The thing doesn’t crash tests, but the background processes spawned manually, Tasks and GenServers do fail outputting that or similar error to the console.
Sometimes the error is different and that for example a record we created in a test set up no longer exists in database.
The tests at this stage are already running with async: false
and execute sequentially one after another.
Reason for this happening
The reason why this is happening is that we have Ecto.Sandbox open a transaction at the beginning of a test, and then at the end of the test it rolls back the transaction. At that point, background tasks/processes spawned may be still trying to complete some work issued by web requests, for example.

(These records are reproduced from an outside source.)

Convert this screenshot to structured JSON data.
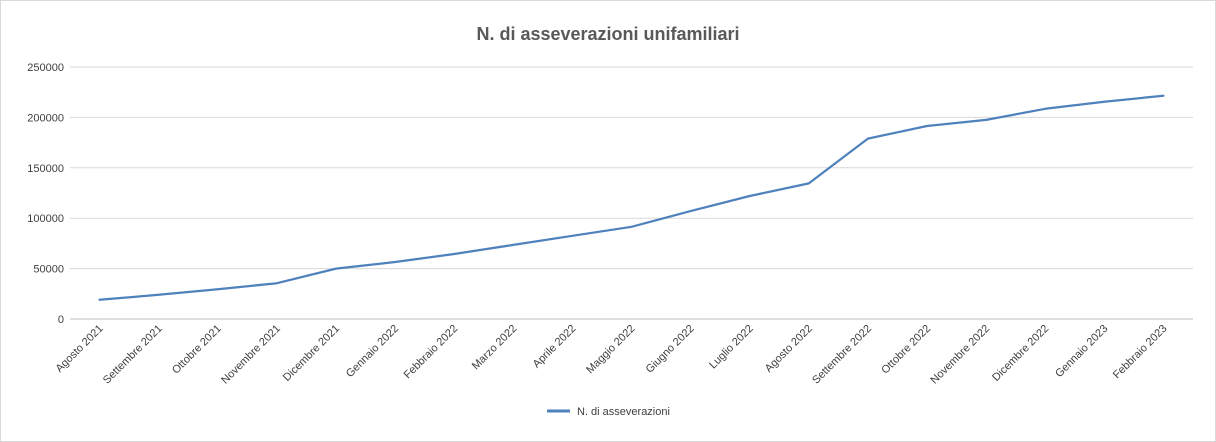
{
  "chart_data": {
    "type": "line",
    "title": "N. di asseverazioni unifamiliari",
    "categories": [
      "Agosto 2021",
      "Settembre 2021",
      "Ottobre 2021",
      "Novembre 2021",
      "Dicembre 2021",
      "Gennaio 2022",
      "Febbraio 2022",
      "Marzo 2022",
      "Aprile 2022",
      "Maggio 2022",
      "Giugno 2022",
      "Luglio 2022",
      "Agosto 2022",
      "Settembre 2022",
      "Ottobre 2022",
      "Novembre 2022",
      "Dicembre 2022",
      "Gennaio 2023",
      "Febbraio 2023"
    ],
    "series": [
      {
        "name": "N. di asseverazioni",
        "color": "#4f81bd",
        "values": [
          19000,
          24000,
          29500,
          35500,
          50000,
          56500,
          64500,
          73500,
          82500,
          91500,
          107000,
          122000,
          134500,
          179000,
          191500,
          197500,
          208500,
          215500,
          221500
        ]
      }
    ],
    "ylim": [
      0,
      250000
    ],
    "yticks": [
      "0",
      "50000",
      "100000",
      "150000",
      "200000",
      "250000"
    ],
    "ytick_values": [
      0,
      50000,
      100000,
      150000,
      200000,
      250000
    ],
    "grid": true,
    "legend_position": "bottom"
  }
}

This can happen for example with sending e-mails from a simple background Task. User registers, and confirmation e-mail is sent, test checks for the flash message being displayed to the user and exits. At the same time a background Task is spawned to send e-mail, and it attempts to access database to fetch User record. Since transaction already rolled back, User with given ID no longer is in the database, or you see the error I posted above because process that opened the transaction already exited.
The solution I am using
Since I have full control of the code base, I wrote a simple macro that I call when my background Tasks start or when my GenServer starts up, that registers given process in a Registry I use for tracking these processes in tests.

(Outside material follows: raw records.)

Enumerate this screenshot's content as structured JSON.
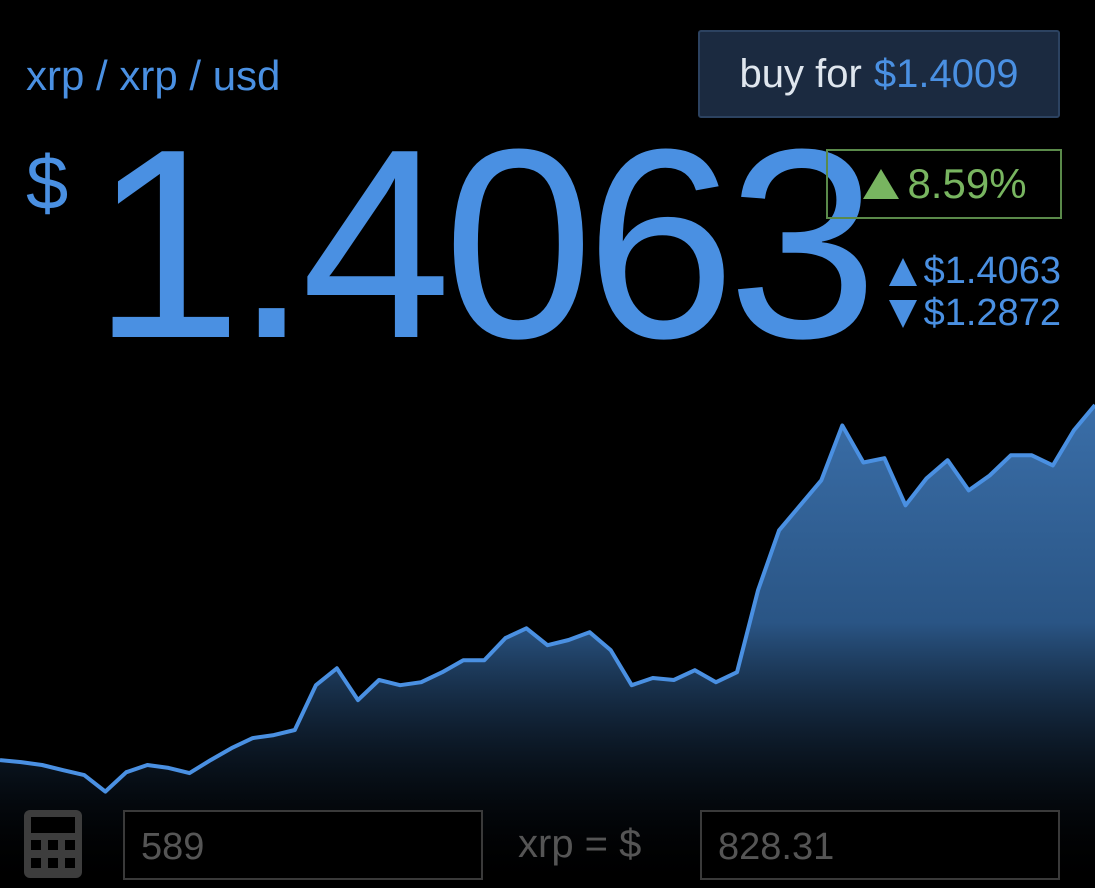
{
  "header": {
    "pair": "xrp / xrp / usd",
    "buy_label": "buy for",
    "buy_price": "$1.4009"
  },
  "price": {
    "currency": "$",
    "value": "1.4063"
  },
  "change": {
    "percent": "8.59%"
  },
  "range": {
    "high": "$1.4063",
    "low": "$1.2872"
  },
  "chart_data": {
    "type": "area",
    "color": "#4a90e2",
    "values": [
      1.2969,
      1.2963,
      1.2954,
      1.2938,
      1.2923,
      1.2872,
      1.2932,
      1.2954,
      1.2945,
      1.2929,
      1.2969,
      1.3006,
      1.3037,
      1.3046,
      1.3062,
      1.32,
      1.3252,
      1.3154,
      1.3216,
      1.32,
      1.3209,
      1.324,
      1.3277,
      1.3277,
      1.3345,
      1.3375,
      1.3323,
      1.3339,
      1.3363,
      1.3308,
      1.32,
      1.3222,
      1.3216,
      1.3246,
      1.3209,
      1.324,
      1.3493,
      1.3677,
      1.3754,
      1.3831,
      1.4,
      1.3886,
      1.3899,
      1.3754,
      1.3837,
      1.3893,
      1.38,
      1.3846,
      1.3908,
      1.3908,
      1.3877,
      1.3985,
      1.4063
    ],
    "ylim": [
      1.28,
      1.41
    ]
  },
  "converter": {
    "amount": "589",
    "unit_label": "xrp = $",
    "result": "828.31"
  }
}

For example, in GenServer I would have:
def init(state) do
TestHelpers.register_gen_server(self())
end
and in Tasks, I would have similar call to say: TestHelpers.register_task(self())
.
The Registry keeps track on all of these, so it knows which processes are alive at given time.
Then, I wrap my tests that are causing trouble in a function like this:
test "registers user in the system", %{session: session} do
TestHelpers.wait_for_background_processes fn ->
session |> visit("/") |> ...
end
end
What happens in the wait_for_background_processes/1
function is that it does three things:
- Executes the callback function containing the actual test
- Waits for all the registered
Tasks
to complete and processes stop being alive - Waits for all the registered
GenServers
to empty their messages queue and change status to ‘waiting’
We do 2) this way:
defp wait_until_genserver_idle(pid, timeout) do
info = Process.info(pid)
if info == nil || (info[:status] == :waiting && info[:message_queue_len] == 0) do
:ok
else
:timer.sleep(10)
wait_until_genserver_idle(pid, timeout - 10)
end
end
defp wait_until_genserver_idle(_pid, timeout) when timeout <= 0 do
{:error, :timeout}
end
This works with GenServers and relatives (Supervisors, GenStage etc.) and Tasks but also normal spawned processes. I am fairly happy with the solution but I wonder if it can be improved on?
The problems I have
-
I particularly don’t like the need to add test-specific code to my Tasks and GenServers, however this macro is a no-op when
Mix.env() != :test
. -
The other thing I dislike is that I have to wrap my code in a function. I would prefer to install
on_exit
handler, but it seems like I can’t easily do that, because at the timeon_exit
handler is executed, the original test process is already dead and transaction is being already rolled back by Ecto.Sandbox.
I don’t think I’m the only one having this issue, so I wonder how you, Elixir people, deal with similar issues or ideas how to solve 1 & 2 above?